• A PhD student working on a project in partnership with Adobe, Eric Slyman has developed a method to preserve fair representation in model training data.
• The new algorithm christened FairDeDup, which can be applied to a wide range of models, reduces AI training costs without scrificing fairness.
You published a research article with Adobe on the role of deduplication in the creation of social bias. How does that come about?
Our research focuses on practical aspects of implementing fairer AI. The training of large AI models is typically done using web-scale data with billions of data points which is extremely expensive. One way that companies go about trying to make this process cheaper is deduplication, which involves removing exact copies or very similar instances of the same data point to optimize storage and make systems faster etc.
Instead of using 10,000 photos of doctors, we might only use 5,000 (…) Accuracy is largely unaffected, but social bias in the model can change quite a lot.
For example, if we are training a model to classify images, instead of using 10,000 photos of doctors in its dataset, we might only use half that number, i.e. 5,000. This makes it possible to train the model more quickly, and the difference in terms of the accuracy of results is extremely marginal: you go from 93% accuracy to 92.8% for half the price. However, our research shows that there is another trade-off which is that while accuracy is largely unaffected, levels of social bias in the model can change quite a lot. For example, in this particular case, reducing the number of photos could lead to an over-representation of white male doctors over age 40, and, at the same time, the model might also be more likely to identify women of colour as nurses rather than doctors.
Does your method remove all biases?
The goal of FairDeDup, which is short for fair deduplication, is to remove data in a way that still enables us to benefit from much greater speed with hardly any reduction in accuracy but without sacrificing fairness in the process. The method, which prunes data upstream before models are trained, is designed to ensure that biases relating to professions, gender, race and culture etc. are not amplified. It does not rout out all biases but identifies neighbourhoods in clusters of similar data and keeps one sample from each of these which will subsequently be included in training datasets. The algorithm then uses another AI to instruct the model to maintain a balanced representation between the samples. For instance, this AI will be able to tell if a population is over-represented. In the form of natural language, it can, for example, warn an engineer to make sure he includes data containing women of colour.
Does this only apply to diffusion models or can it be used for others too?

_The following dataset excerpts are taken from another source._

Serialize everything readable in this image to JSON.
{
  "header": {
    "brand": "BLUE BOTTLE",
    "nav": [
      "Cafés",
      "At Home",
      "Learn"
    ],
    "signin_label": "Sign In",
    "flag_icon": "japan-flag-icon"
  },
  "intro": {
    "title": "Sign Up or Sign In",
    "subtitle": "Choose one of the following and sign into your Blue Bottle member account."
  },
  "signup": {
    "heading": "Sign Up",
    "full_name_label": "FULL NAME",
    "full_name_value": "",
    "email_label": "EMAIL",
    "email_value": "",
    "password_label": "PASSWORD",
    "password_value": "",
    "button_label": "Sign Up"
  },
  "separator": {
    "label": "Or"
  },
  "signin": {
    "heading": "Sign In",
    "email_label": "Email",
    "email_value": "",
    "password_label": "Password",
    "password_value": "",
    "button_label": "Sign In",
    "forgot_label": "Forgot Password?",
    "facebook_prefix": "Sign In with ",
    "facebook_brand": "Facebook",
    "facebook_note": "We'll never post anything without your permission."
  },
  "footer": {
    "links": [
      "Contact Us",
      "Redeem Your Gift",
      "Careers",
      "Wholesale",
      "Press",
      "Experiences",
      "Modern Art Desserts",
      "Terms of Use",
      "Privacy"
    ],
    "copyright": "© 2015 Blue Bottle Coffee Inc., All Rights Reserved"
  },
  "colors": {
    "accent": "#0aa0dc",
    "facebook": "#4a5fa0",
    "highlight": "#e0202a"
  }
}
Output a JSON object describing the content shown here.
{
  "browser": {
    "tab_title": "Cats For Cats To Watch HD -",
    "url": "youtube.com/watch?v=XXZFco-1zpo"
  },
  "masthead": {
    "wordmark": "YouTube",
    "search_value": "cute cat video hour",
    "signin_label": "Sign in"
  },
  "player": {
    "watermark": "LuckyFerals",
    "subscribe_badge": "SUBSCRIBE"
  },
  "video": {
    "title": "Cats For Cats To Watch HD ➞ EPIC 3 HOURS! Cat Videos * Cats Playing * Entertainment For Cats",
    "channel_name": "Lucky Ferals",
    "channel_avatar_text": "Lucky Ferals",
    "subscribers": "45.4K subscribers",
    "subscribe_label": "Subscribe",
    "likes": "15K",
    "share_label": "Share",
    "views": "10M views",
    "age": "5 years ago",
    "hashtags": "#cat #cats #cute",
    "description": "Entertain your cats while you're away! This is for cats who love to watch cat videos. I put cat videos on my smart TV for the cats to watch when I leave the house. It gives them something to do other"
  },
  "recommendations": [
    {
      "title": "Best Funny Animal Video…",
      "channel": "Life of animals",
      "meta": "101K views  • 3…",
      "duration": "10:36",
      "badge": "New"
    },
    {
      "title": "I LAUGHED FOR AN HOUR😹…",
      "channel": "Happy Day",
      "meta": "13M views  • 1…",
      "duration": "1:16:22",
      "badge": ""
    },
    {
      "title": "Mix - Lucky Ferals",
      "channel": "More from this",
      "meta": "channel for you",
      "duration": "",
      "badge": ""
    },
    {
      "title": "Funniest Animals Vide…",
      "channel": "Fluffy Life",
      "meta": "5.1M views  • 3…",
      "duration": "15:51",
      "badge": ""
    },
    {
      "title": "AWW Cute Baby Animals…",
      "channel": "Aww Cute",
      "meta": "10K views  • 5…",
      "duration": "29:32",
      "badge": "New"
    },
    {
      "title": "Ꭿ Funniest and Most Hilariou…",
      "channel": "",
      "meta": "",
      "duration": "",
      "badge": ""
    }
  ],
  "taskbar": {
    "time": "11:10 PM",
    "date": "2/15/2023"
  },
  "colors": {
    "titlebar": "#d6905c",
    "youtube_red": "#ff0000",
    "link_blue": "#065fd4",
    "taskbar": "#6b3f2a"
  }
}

The dataset level intervention in our approach means that it is applicable to all models, including language models, vision models and foundation models. And typically, we are looking at foundation models like CLIP [“Contrastive Language–Image Pre-training”] which learns underlying associations between images and text. These models are then used to train diffusion models and to provide guidance in systems where there is a vision component like ChatGPT 4.0. Thus, by intervening upstream we can already contribute to fairness in very large models and multimodal AI.
You say that it reduces training costs…
Our method enables companies to speed up research and development. When they have multiple versions of a model and they are trying to decide which one to deploy next, they can’t train all of them on the full dataset every time. They have to use techniques to make the process faster, and our approach is one of them. It cuts the cost in half, so it’s a cost-effective approach, but it’s also ethically valuable.
What are your plans for further research?
We are moving on to another stage in this process. What I’m really curious about right now is that people are trying to figure out how to scale up the evaluation of their AIs. We mentioned diffusion models earlier and scaling up our ability to use other AIs to judge outputs of diffusion models. I’m investigating ways to do human-in-the-loop judgment and evaluation, and the fairness implications and outcomes of using AI to judge other AIs, which is cheap and effective most of the time, but I also think there’s some pretty significant caveats to doing it without more oversight. Right now, there are a few researchers studying this area, which they call meta-evaluation, but the topic is very new and there have only been a few published papers to date.